Monday, 17 November 2014

Routine can kill passion (and mess up your data)

Documenting what you do, step by step, sounds easy. But it is not. Think, for example, of describing your morning routine. Would you be able to? And how accurately? Let’s give it a try: you wake up, get out of bed, prepare your coffee or tea... Wait. We forgot to say that you put your slippers on. Oh, and before that, that you probably turned off your alarm. You see? The things that we do automatically can be among the most complicated to document. So, when I started documenting my work, I realised how many small (and not so small) transformations and adjustments I apply to my data, without even thinking. Then I wondered if these actions should be documented as well.
The problem is, as always, where to draw a line and when “more information” becomes “too much information”. I have tried to keep the ontology slim, so that its complexity is not off putting for other researchers. However, the ontology is theoretically always open to further specification, that the user can decide to use or not. 
Just to give an example, I want to mention some of the operations that virtual archaeologists, in my experience, perform so often that they might go unnoticed. 

Elements of a series: isDerivedFrom
In the real world, of course, things are all unique. If measured, all the columns in the colonnade of the Iseum would have similar but different values. I have decided that the level of granularity of my representation doesn’t require that precision. Therefore, as in many other models of ancient buildings, all my columns have been artificially assumed to be identical (and perfectly aligned). Only one has been measured on site (the one that looked better preserved), and the others duplicated. To express this process, the subelement column that has been actually measured is documented as based on hard measurements (taken by me and available online at a certain url), while all the others are recorded as derived from other elements, i.e. derived from the value of the only measured one. 
My measurements of the ekklesiasterion of the Iseum.

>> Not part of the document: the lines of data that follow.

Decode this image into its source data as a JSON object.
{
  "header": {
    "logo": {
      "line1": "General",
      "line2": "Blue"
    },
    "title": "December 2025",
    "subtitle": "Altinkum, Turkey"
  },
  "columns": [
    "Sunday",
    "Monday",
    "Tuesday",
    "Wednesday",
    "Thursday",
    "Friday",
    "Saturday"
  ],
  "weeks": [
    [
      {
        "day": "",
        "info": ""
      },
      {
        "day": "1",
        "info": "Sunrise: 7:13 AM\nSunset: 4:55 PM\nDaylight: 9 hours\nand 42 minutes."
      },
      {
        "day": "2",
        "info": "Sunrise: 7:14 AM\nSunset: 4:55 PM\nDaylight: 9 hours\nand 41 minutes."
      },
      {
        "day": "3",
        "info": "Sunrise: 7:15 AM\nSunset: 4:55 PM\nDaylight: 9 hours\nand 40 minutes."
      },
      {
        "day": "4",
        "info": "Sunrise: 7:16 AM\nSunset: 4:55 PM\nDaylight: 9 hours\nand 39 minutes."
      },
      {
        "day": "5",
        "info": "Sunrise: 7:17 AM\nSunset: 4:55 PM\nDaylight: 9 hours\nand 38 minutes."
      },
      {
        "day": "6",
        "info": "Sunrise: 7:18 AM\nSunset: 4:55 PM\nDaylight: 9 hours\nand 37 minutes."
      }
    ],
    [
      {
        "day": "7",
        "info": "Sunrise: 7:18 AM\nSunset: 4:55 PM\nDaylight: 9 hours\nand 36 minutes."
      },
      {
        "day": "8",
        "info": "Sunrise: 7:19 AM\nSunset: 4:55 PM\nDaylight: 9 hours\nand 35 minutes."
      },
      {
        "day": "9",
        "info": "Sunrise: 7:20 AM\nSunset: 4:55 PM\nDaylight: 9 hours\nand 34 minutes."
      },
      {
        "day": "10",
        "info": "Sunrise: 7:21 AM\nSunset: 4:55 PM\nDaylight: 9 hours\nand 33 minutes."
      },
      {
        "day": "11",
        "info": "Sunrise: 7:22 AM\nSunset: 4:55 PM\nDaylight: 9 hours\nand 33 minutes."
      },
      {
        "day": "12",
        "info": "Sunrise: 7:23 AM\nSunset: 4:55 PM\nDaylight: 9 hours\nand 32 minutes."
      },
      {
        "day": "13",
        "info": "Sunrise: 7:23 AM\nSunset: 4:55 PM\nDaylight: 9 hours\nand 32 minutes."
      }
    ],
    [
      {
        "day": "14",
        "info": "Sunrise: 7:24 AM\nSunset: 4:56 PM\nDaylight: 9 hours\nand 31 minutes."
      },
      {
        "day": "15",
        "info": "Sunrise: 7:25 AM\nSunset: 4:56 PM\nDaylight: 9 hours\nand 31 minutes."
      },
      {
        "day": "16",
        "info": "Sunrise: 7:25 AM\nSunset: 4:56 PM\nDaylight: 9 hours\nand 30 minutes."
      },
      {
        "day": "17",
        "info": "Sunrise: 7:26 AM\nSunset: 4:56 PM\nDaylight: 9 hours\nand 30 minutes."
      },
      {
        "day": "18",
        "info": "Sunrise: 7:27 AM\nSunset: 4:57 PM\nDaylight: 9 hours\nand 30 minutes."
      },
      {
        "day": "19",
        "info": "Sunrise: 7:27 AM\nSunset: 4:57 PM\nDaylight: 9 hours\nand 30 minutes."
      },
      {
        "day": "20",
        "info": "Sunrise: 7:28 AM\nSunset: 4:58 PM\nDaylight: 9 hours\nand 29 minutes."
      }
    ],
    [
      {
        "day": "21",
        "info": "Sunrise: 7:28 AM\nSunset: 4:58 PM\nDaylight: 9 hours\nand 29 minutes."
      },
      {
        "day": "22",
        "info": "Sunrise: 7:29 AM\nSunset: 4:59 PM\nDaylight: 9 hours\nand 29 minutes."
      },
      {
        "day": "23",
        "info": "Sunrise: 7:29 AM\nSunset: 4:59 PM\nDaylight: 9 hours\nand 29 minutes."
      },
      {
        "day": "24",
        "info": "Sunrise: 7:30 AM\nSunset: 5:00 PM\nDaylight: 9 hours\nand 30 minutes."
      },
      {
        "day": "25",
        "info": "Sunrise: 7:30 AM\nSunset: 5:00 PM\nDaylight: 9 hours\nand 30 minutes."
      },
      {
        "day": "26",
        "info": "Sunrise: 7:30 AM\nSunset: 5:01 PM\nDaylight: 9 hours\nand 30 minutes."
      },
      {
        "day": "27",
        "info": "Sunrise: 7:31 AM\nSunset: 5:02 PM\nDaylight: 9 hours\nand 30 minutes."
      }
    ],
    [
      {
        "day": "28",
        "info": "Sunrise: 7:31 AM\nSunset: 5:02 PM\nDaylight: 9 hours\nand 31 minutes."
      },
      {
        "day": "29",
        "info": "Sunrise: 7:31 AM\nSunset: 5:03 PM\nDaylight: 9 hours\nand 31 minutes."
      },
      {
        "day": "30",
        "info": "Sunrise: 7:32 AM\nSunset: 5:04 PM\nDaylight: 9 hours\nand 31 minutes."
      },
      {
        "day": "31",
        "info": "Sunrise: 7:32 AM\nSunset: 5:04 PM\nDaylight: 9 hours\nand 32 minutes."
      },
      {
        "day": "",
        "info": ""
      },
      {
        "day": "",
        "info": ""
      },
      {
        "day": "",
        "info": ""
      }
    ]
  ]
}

Elements of a series: isConformedTo
Another possibility, is that a series of elements, such as the arches on the east wall of the ekklesiasterion, have actually been singularly measured but, for various reasons, it is not considered relevant to represent these differences visually in the model. In the case of the ekklesiasterion, my assumption is that the differences between the arches are mainly due to weathering and other accidents. And, although they were never perfectly identical in the past, my reckon is that they were meant to look so (a part from the central one which is wider), so I think it made sense to just model one arch and clone it four times. It is actually a more economical approach from a modelling point of view. 
How to represent this process in the documentation? In this case, all the arches had been measured, however they have been «conformed» (the word is a work in progress label. Any better ideas? «regularised»? «normalised»? ) to an average value. In the documentation, they have an attribute that has as value the range between the lowest and the highest values measured, and the percentage that this range is against the whole measured value. That sounds confusing… So, the four arches of the east wall of the ekklesiasterion (I have left out the wider central one) have a width between 159 and 164 cm. So, all the four of them have, as value of hasWidth an average 162 cm. However, the arches (transitions) also have two attributes which are “isConformedTo: average of four (159/164)”, and “hasVariation (again, the label is a work in progress): 3%”; i.e. the percentage of the variation against the whole average value: 5 cm on 162 cm.

If stating that the columns of a colonnade have not been singularly measured can sound unnecessary and pedantic (and, maybe, it actually is…), conforming the value of elements that had been measured might sound like a loss of information. However, in the documentation of the 3D element, there is always a link to the original measurements in case they are needed at a different stage of the research or by other scholars.